Source : commission des finances du Sénat, à partir du projet de loi de finances pour 2020.
Les missions qui ont connu les plus fortes diminutions de moyens, c'est-à-dire les missions « Travail et emploi », « Cohésion des territoires » et, dans une moindre mesure, « Agriculture, alimentation, forêt et affaires rurales », devaient connaître une légère croissance de leurs moyens au cours des deux dernières années du quinquennat en valeur courante, c'est-à-dire une légère baisse en termes réels.
S'agissant des hausses, la mission « Défense » devrait voir ses moyens augmenter comme l'a prévu la loi de programmation militaire, tandis que les autres missions ayant connu une nette augmentation de leurs moyens pendant les trois premières années du quinquennat devraient voir leur moyens se stabiliser, voire se réduire comme c'est le cas de la mission « Écologie, développement et mobilité durables ».

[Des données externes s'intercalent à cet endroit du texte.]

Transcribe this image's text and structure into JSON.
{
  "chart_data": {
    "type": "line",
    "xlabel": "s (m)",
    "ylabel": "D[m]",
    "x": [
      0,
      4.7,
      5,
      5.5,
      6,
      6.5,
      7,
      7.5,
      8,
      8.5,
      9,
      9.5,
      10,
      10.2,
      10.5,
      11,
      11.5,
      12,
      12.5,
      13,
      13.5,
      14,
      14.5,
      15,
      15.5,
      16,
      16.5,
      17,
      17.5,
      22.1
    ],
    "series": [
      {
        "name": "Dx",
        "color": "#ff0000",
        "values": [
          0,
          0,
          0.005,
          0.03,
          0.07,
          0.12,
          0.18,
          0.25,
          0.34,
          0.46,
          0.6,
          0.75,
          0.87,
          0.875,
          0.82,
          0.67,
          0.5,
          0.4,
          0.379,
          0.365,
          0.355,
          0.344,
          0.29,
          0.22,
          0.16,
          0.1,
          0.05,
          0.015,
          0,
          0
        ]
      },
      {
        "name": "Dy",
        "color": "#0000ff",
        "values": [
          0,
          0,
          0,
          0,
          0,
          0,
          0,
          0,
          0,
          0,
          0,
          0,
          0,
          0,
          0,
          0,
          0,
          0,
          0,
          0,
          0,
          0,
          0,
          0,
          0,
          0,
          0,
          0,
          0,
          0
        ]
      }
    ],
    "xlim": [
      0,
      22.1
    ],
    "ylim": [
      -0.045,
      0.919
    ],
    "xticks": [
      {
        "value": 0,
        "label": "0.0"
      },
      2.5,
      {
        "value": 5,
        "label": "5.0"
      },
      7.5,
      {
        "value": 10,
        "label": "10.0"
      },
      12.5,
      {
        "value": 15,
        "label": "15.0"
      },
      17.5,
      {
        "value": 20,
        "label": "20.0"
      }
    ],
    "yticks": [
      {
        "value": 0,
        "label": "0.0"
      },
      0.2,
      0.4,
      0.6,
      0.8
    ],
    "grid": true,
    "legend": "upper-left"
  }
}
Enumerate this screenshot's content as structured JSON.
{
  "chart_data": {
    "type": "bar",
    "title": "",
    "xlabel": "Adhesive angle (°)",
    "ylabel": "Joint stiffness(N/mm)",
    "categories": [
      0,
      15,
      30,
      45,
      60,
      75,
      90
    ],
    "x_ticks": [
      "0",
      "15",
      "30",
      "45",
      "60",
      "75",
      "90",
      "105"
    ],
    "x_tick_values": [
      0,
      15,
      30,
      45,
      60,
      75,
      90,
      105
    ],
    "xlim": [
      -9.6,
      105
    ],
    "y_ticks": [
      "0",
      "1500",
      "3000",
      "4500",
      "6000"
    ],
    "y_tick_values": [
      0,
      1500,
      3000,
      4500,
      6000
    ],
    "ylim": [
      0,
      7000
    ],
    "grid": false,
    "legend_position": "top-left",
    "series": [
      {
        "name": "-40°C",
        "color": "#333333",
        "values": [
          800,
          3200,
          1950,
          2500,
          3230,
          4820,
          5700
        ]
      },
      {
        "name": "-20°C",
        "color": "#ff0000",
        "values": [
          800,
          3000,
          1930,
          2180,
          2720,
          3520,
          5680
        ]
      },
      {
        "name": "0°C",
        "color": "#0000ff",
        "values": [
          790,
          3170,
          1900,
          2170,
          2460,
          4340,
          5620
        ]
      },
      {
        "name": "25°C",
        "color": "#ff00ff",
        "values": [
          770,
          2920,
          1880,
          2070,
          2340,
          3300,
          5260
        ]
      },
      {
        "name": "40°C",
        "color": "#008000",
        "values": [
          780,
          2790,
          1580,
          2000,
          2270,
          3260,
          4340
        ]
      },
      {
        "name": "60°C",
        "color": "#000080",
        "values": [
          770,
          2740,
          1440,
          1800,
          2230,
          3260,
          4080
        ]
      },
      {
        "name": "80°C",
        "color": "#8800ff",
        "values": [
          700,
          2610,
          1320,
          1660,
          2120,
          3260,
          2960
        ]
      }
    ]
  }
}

* 34 Voir le rapport n° 129 (2018-2019) de M. Albéric de Montgolfier, fait au nom de la commission des finances, déposé le 14 novembre 2018, sur le projet de loi de finances rectificative pour 2018.
* 35 Rapport annexé à la loi n° 2018-32 du 22 janvier 2018 de programmation des finances publiques pour les années 2018 à 2022.
* 36 Loi n o 2018-32 du 22 janvier 2018 de programmation des finances publiques pour les années 2018 à 2022.
* 37 Projet de loi de finances pour 2018, exposé des motifs, p. 11.